The stock market anticipated years of future growth. In that case, the market was obviously right. But that is the way it will always look. The stock market will always sniff out a recovery before the economic data show it because people are setting prices based on what they expect to happen, not what is actually happening.
Here’s the big thing the market is grappling with now. As I noted in my piece saying this wasn’t the next Great Depression, the government’s response has been massive. This is the kicker for the stock market:
Corporate profits = Investment + Dividends/buybacks – Household savings – Government savings – Rest of world savings
This is the Kalecki Profits equation. And it’s fairly easy to break down. Clearly, those first three items will be drags for the foreseeable future. Investment will collapse 30%-plus. Dividends and buybacks will slow 20%-plus. Household savings will spike 20%-plus. (They’ll come back, but slowly.)
Government savings, on the other hand, have been a huge boost. The government’s deficit should be around $3.7 trillion this year. People don’t seem to understand how big that number is. And how big of a boon this is to corporate America, because, ultimately, it all flows to corporations as Americans don’t save.
Government’s heavy lifting
Let me put it into perspective: In 2019, net investment, dividends/buybacks, household savings and rest-of-world-savings added up to $4.7 trillion. In 2020, the government is going to generate 78% of that all by itself.
So here’s what the stock market is facing: We have the potential for an unprecedented slowdown in the economy. Investment will collapse. Savings will spike. Dividends and buybacks will fall. But then you have a colossal spending package from the government sector.
Looking out to 2021
So it’s not remotely surprising to me that the stock market has recovered because it’s now trying to guess when those other variables will recover. And if they do recover, then there’s a very real chance you’re going to see record profits in 2021 and 2022.

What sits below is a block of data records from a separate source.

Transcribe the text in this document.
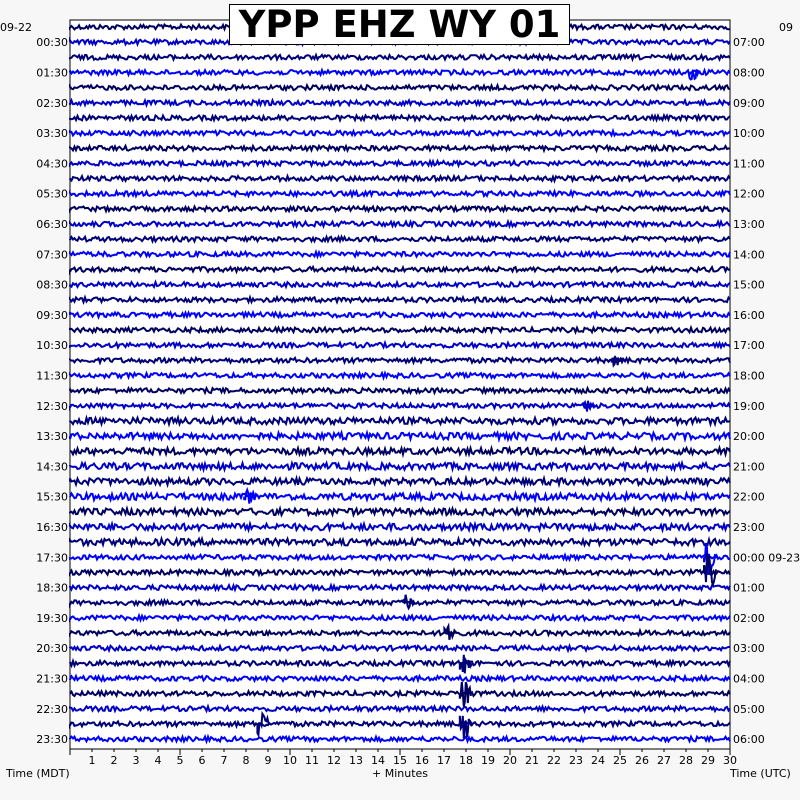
00:30
01:30
02:30
03:30
04:30
05:30
06:30
07:30
08:30
09:30
10:30
11:30
12:30
13:30
14:30
15:30
16:30
17:30
18:30
19:30
20:30
21:30
22:30
23:30
07:00
08:00
09:00
10:00
11:00
12:00
13:00
14:00
15:00
16:00
17:00
18:00
19:00
20:00
21:00
22:00
23:00
00:00 09-23
01:00
02:00
03:00
04:00
05:00
06:00
1 2 3 4 5 6 7 8 9 10 11 12 13 14 15 16 17 18 19 20 21 22 23 24 25 26 27 28 29 30
09-22	09
Time (MDT)	+ Minutes	Time (UTC)
YPP EHZ WY 01
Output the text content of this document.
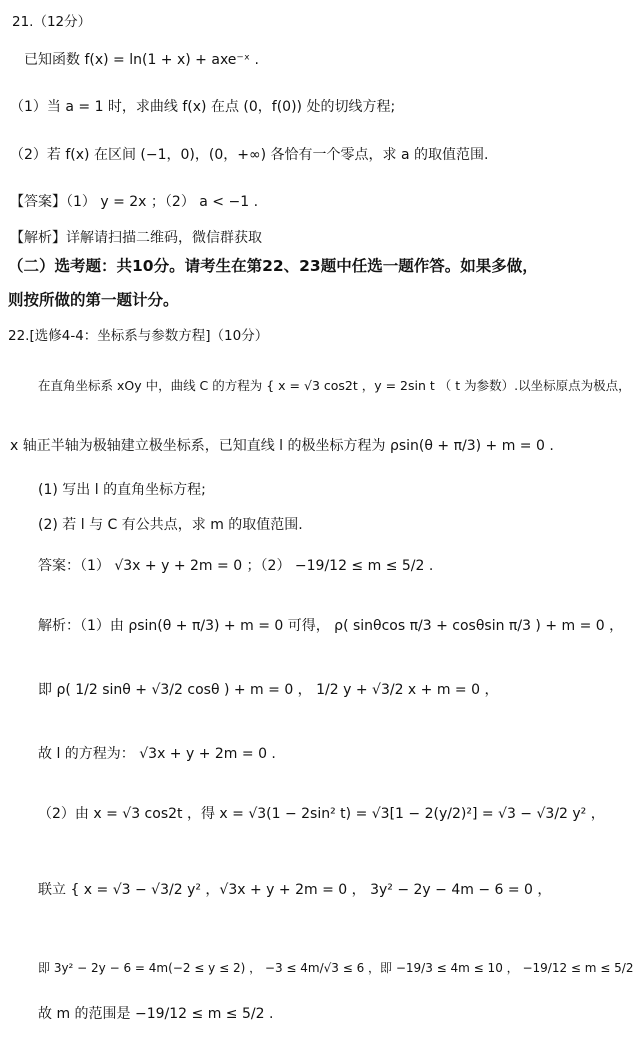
21.（12分）
已知函数 f(x) = ln(1 + x) + axe⁻ˣ .
（1）当 a = 1 时，求曲线 f(x) 在点 (0，f(0)) 处的切线方程;
（2）若 f(x) 在区间 (−1，0)，(0，+∞) 各恰有一个零点，求 a 的取值范围.
【答案】（1） y = 2x ；（2） a < −1 .
【解析】详解请扫描二维码，微信群获取
（二）选考题：共10分。请考生在第22、23题中任选一题作答。如果多做，
则按所做的第一题计分。
22.[选修4-4：坐标系与参数方程]（10分）
在直角坐标系 xOy 中，曲线 C 的方程为 { x = √3 cos2t ，y = 2sin t （ t 为参数）.以坐标原点为极点，
x 轴正半轴为极轴建立极坐标系，已知直线 l 的极坐标方程为 ρsin(θ + π/3) + m = 0 .
(1) 写出 l 的直角坐标方程;
(2) 若 l 与 C 有公共点，求 m 的取值范围.
答案：（1） √3x + y + 2m = 0 ；（2） −19/12 ≤ m ≤ 5/2 .
解析：（1）由 ρsin(θ + π/3) + m = 0 可得， ρ( sinθcos π/3 + cosθsin π/3 ) + m = 0 ，
即 ρ( 1/2 sinθ + √3/2 cosθ ) + m = 0 ， 1/2 y + √3/2 x + m = 0 ，
故 l 的方程为： √3x + y + 2m = 0 .
（2）由 x = √3 cos2t ，得 x = √3(1 − 2sin² t) = √3[1 − 2(y/2)²] = √3 − √3/2 y² ，
联立 { x = √3 − √3/2 y² ，√3x + y + 2m = 0 ， 3y² − 2y − 4m − 6 = 0 ，
即 3y² − 2y − 6 = 4m(−2 ≤ y ≤ 2) ， −3 ≤ 4m/√3 ≤ 6 ，即 −19/3 ≤ 4m ≤ 10 ， −19/12 ≤ m ≤ 5/2
故 m 的范围是 −19/12 ≤ m ≤ 5/2 .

So this isn’t some Federal Reserve conspiracy theory. This isn’t about the stock market being disconnected from reality. This isn’t the stock market enjoying death and job losses. This is mostly about an unprecedented government stimulus that is going to households and businesses and, let’s be frank, will not be saved by households because American households don’t save.
And when that household savings number falls, which it will, the money flows right into the coffers of corporate America. The stock market isn’t dumb. It knows this. And it’s pricing in that potential outcome as we speak.